E, aí ela afirma com uma convicção que me deixou extasiado: - Mas, você pode, sim, visualizar um cenário étnico-social possível a partir do visualizado e lincado no desejado. O cenário étnico desejado deve ter informações mínimas, como: quem sou eu, de onde descendo? que povo é esse? quais seus pontos fortes e fracos? Ser negro é ser diferente, ser gente é ser diferente, e é essa diferença que se soma tornando-se unidade. Na teoria Cartesiana o número um (1) representa positivo, aceso, ligado, e o zero (0), representa negativo, apagado, desligado. É um conceito binário, lógico, como bem explicita Heráclito de Éfeso: “o mundo, dizia Heráclito, é um fluxo perpétuo onde nada permanece idêntico a si mesmo, mas tudo se transforma no seu contrário. A luta é a harmonia dos contrários, responsável pela ordem racional do universo”. Sim , não, quente-frio. Utilizado muito bem na eletrônica digital. A unidade, em um contexto étnico social, pode ser entendida como algo positivo em todos os aspectos, desde que sua construção seja pautada em infinitas partes, forças, crenças, conceitos, atributos, aportes e convicções. Não dar para se chegar a uma unidade, por exemplo: em pardo ou mulato, pois, esse termo está diluído socialmente. Ser pardo é não ter identidade étnica nenhuma, nem é branco, nem negro. O pardo não acrescenta ao branco, assim não é igual a ele. Ele está mais para o negro. Pois, os iguais acrescentam, não somam, se diluem, chegam até saturar, prejudicando um processo natural de uma unidade. A unidade é caracterizada pela soma das diversidades. Ser diferente conta para a dialética do todo. Nesse sentido o que conta é a infinidade de variedades do ser para que se possa formar o círculo. As partes, cada uma conta, e elas somam para se ter um círculo completo. As etnias só são ricas se conseguirem apreender uma com as outras. Misturar-se sem se diluir, tornar-se unidade na diversidade.

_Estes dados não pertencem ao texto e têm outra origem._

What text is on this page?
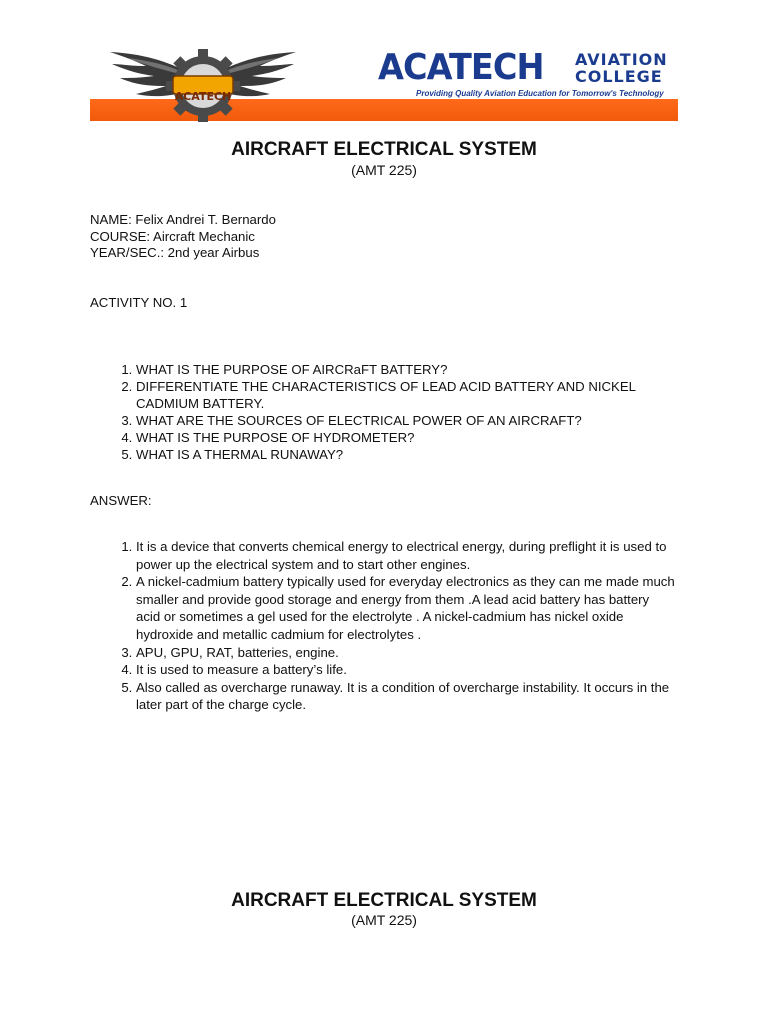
ACATECH
ACATECH AVIATION
COLLEGE
Providing Quality Aviation Education for Tomorrow's Technology
AIRCRAFT ELECTRICAL SYSTEM
(AMT 225)
NAME: Felix Andrei T. Bernardo
COURSE: Aircraft Mechanic
YEAR/SEC.: 2nd year Airbus
ACTIVITY NO. 1
1. WHAT IS THE PURPOSE OF AIRCRaFT BATTERY?
2. DIFFERENTIATE THE CHARACTERISTICS OF LEAD ACID BATTERY AND NICKEL CADMIUM BATTERY.
3. WHAT ARE THE SOURCES OF ELECTRICAL POWER OF AN AIRCRAFT?
4. WHAT IS THE PURPOSE OF HYDROMETER?
5. WHAT IS A THERMAL RUNAWAY?
ANSWER:
1. It is a device that converts chemical energy to electrical energy, during preflight it is used to power up the electrical system and to start other engines.
2. A nickel-cadmium battery typically used for everyday electronics as they can me made much smaller and provide good storage and energy from them .A lead acid battery has battery acid or sometimes a gel used for the electrolyte . A nickel-cadmium has nickel oxide hydroxide and metallic cadmium for electrolytes .
3. APU, GPU, RAT, batteries, engine.
4. It is used to measure a battery’s life.
5. Also called as overcharge runaway. It is a condition of overcharge instability. It occurs in the later part of the charge cycle.
AIRCRAFT ELECTRICAL SYSTEM
(AMT 225)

E eu fiquei só aprendendo o que pensava que ia ensinar. A palestra foi comunicativa e rica e a turma foi mesmo participativa. Saí dali muito feliz. E ao me deparar com o jardim novamente, observei que aquela rosa já havia sido extraída. Mas amanhã nascerá outra e mais outra tão bela quanto aquela que me tocou um instante. E parei e pensei: Teremos, sim um Brasil diferente.